Development and characterization of a sustainable chick cell line infected with Marek's disease virus

Marek's disease virus (MDV) is an oncogenic, highly infectious, cell-associated avian herpesvirus. Fully productive MDV infections are restricted to feather follicle epithelium of afflicted birds. In cell culture, MDV infection of primary chick and duck fibroblast cells is semi-productive. Passage of MDV and production of MDV vaccines are limited to these primary cell systems. The limited life span of primary avian cell cultures has hampered efforts to use positive selection in generation of recombinant MDV and has complicated studies of temporal gene regulation.; We have developed a sustainable cell culture system (MDV OU2) using the nononcogenic, immortalized CHCC-OU2 chick cell line, which supports MDV replication. Southern blot and PCR analyses demonstrated that these cell lines do harbor MDV. MDV pp38 and pp14 expression was detected in sparse and confluent MDV OU2 cells by western blot analysis and IIFA staining, but expression of MDV structural glycoproteins (gB and gI) were detected only in confluent MDV OU2 cells. We also demonstrate using RT-PCR that MDV latency associated transcripts (LATs) are expressed at higher levels in sparse MDV OU2 cells than confluent monolayers and LAT expression is down regulated in confluent cells. MDV ICP4 expression was inversely proportional to the level of MDV LAT expression. Presence of distinct plaques and expression of glycoproteins in confluent MDV OU2 cell monolayers is consistent with a cytolytic infection.

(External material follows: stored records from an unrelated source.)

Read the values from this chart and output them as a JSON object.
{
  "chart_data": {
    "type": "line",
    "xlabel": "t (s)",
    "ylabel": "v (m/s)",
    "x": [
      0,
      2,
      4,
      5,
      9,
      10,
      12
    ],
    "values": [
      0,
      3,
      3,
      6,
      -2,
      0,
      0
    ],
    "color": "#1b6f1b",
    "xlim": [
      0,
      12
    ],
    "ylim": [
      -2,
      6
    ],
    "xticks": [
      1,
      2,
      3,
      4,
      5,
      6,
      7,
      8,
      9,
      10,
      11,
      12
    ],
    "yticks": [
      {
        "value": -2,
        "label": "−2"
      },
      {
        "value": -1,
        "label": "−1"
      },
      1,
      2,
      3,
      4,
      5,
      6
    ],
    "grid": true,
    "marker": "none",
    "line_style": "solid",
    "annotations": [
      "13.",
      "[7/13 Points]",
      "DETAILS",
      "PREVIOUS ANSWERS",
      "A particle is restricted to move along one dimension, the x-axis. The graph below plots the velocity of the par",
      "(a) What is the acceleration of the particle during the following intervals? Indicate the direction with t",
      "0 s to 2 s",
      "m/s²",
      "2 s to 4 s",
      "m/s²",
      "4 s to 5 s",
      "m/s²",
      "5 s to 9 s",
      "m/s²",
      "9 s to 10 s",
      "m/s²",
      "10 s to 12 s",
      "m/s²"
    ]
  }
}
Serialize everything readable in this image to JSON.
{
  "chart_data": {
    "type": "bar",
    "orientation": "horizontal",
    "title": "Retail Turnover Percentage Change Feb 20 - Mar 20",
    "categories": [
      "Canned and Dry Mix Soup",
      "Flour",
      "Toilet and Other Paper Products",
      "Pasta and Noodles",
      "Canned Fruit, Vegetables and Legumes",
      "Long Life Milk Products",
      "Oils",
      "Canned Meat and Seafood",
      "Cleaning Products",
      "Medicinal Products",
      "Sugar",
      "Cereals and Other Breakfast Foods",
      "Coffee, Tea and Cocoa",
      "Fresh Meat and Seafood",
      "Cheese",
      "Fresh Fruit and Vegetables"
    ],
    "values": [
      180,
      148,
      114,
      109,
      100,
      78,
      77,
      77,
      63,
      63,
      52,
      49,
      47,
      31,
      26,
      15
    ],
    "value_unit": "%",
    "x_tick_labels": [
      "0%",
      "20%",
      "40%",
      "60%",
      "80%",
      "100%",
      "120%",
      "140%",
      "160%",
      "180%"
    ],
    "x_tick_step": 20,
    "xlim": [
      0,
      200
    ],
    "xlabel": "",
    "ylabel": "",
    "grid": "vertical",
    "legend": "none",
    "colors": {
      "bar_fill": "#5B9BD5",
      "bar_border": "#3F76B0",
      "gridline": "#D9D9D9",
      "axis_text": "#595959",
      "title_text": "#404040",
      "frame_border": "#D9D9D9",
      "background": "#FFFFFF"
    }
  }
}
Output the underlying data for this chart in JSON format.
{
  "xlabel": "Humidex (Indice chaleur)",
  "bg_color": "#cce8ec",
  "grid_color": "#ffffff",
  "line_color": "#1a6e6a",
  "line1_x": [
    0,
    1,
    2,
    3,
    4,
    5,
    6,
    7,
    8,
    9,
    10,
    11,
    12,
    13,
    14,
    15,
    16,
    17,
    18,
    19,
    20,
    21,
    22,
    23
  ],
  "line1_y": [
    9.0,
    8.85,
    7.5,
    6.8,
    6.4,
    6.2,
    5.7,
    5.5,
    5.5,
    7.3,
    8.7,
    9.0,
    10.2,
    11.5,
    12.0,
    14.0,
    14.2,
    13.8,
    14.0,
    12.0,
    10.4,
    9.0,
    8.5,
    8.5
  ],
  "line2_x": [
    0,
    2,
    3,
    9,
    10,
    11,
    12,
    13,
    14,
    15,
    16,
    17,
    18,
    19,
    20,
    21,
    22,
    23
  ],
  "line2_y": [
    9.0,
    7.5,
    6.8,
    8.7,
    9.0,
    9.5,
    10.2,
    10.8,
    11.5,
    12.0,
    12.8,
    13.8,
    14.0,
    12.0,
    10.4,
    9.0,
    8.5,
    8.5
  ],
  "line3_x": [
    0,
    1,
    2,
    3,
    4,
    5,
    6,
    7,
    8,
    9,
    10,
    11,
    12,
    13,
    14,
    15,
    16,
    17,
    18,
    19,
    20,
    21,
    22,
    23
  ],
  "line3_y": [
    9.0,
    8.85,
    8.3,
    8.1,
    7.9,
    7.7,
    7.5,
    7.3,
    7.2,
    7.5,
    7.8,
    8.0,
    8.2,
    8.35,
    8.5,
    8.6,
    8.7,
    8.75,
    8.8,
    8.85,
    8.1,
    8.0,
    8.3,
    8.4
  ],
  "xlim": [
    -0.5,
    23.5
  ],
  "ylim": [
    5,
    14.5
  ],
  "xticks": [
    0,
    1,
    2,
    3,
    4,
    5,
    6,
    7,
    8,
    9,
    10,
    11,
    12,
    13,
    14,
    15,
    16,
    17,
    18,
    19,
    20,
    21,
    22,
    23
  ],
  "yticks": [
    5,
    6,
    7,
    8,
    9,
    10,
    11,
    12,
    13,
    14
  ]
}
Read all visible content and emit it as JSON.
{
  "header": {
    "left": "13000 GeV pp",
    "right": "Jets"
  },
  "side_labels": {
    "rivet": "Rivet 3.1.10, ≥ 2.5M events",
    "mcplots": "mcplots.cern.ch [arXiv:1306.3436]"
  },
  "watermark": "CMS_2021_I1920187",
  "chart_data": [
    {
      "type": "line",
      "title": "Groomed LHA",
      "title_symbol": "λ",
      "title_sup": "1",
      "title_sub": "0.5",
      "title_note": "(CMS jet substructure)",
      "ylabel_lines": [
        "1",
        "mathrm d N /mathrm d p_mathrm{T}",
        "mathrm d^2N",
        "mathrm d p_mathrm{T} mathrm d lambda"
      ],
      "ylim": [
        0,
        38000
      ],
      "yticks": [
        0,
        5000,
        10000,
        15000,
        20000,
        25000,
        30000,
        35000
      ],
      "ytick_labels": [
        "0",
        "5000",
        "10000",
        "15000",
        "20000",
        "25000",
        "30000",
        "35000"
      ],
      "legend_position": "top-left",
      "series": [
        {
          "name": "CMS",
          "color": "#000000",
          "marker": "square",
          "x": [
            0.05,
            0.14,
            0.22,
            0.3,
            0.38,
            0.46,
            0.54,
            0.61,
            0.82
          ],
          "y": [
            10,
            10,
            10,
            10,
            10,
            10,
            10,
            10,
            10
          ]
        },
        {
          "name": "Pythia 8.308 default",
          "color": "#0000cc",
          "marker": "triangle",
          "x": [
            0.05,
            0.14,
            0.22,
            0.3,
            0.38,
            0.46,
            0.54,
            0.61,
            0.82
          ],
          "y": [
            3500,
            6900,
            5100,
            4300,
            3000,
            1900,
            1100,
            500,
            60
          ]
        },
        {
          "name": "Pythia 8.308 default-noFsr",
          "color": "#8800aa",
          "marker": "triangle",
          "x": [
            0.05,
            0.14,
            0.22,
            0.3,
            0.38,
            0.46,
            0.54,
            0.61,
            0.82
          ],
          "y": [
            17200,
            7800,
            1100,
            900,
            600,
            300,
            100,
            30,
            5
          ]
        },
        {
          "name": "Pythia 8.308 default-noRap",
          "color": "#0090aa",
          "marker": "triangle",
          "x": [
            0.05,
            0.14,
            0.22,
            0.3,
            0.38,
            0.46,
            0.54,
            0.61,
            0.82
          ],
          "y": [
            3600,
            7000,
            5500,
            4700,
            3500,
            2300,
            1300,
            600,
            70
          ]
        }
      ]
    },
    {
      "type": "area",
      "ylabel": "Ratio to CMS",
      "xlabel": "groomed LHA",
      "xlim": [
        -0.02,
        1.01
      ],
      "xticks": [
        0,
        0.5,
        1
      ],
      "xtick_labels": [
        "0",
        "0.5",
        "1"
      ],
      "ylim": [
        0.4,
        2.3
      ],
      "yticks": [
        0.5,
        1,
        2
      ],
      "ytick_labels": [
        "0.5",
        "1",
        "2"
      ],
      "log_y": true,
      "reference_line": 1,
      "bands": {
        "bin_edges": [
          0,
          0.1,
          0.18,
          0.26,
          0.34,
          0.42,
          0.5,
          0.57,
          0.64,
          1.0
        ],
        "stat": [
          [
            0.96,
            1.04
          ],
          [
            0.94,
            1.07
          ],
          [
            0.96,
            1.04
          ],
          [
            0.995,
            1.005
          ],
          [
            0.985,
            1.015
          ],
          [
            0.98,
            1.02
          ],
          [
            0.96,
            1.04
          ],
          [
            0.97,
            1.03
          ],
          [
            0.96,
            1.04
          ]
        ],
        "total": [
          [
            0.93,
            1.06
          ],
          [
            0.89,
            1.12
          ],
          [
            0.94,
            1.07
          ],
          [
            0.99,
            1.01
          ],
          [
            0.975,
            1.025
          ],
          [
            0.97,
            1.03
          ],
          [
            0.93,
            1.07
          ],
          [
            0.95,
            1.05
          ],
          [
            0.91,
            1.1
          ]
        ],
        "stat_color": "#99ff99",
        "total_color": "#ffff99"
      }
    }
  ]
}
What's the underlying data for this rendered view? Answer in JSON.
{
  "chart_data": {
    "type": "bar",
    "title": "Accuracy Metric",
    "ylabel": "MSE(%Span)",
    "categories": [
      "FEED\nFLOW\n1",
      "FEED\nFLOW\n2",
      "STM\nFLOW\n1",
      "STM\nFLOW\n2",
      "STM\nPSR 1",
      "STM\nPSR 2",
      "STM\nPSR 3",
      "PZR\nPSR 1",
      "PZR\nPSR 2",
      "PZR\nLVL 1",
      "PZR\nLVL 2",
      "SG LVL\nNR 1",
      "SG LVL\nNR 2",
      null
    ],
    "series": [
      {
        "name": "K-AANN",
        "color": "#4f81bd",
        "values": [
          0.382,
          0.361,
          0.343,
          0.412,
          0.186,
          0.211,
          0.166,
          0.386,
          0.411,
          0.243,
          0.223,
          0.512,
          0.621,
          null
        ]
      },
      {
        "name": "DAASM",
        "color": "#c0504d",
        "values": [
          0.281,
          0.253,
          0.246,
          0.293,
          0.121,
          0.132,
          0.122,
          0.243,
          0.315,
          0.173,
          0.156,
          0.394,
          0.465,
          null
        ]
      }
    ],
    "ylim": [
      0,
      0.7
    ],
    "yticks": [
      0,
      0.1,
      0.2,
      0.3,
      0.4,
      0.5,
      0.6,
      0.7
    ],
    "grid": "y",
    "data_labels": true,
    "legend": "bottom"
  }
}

Whereas the pattern of MDV LAT/ICP4 expression, and lack of glycoprotein expression in sparse MDV OU2 cells are consistent with a latent infection. Data presented in this dissertation suggest that MDV OU2 cells are latent when subconfluent and the virus is reactivated when cells become confluent.; MDV OU2 cells are capable of transferring MDV infection to CEF in vitro and can induce MD in vivo. PCR analysis and in vivo experiments also demonstrated that MDV genomes are stabilized in this cell culture system. Unlike MDV passaged in CEF cells, MDV OU2 cells are still oncogenic and can induce clinical symptoms of MD after more than two and a half years in active continuous culture.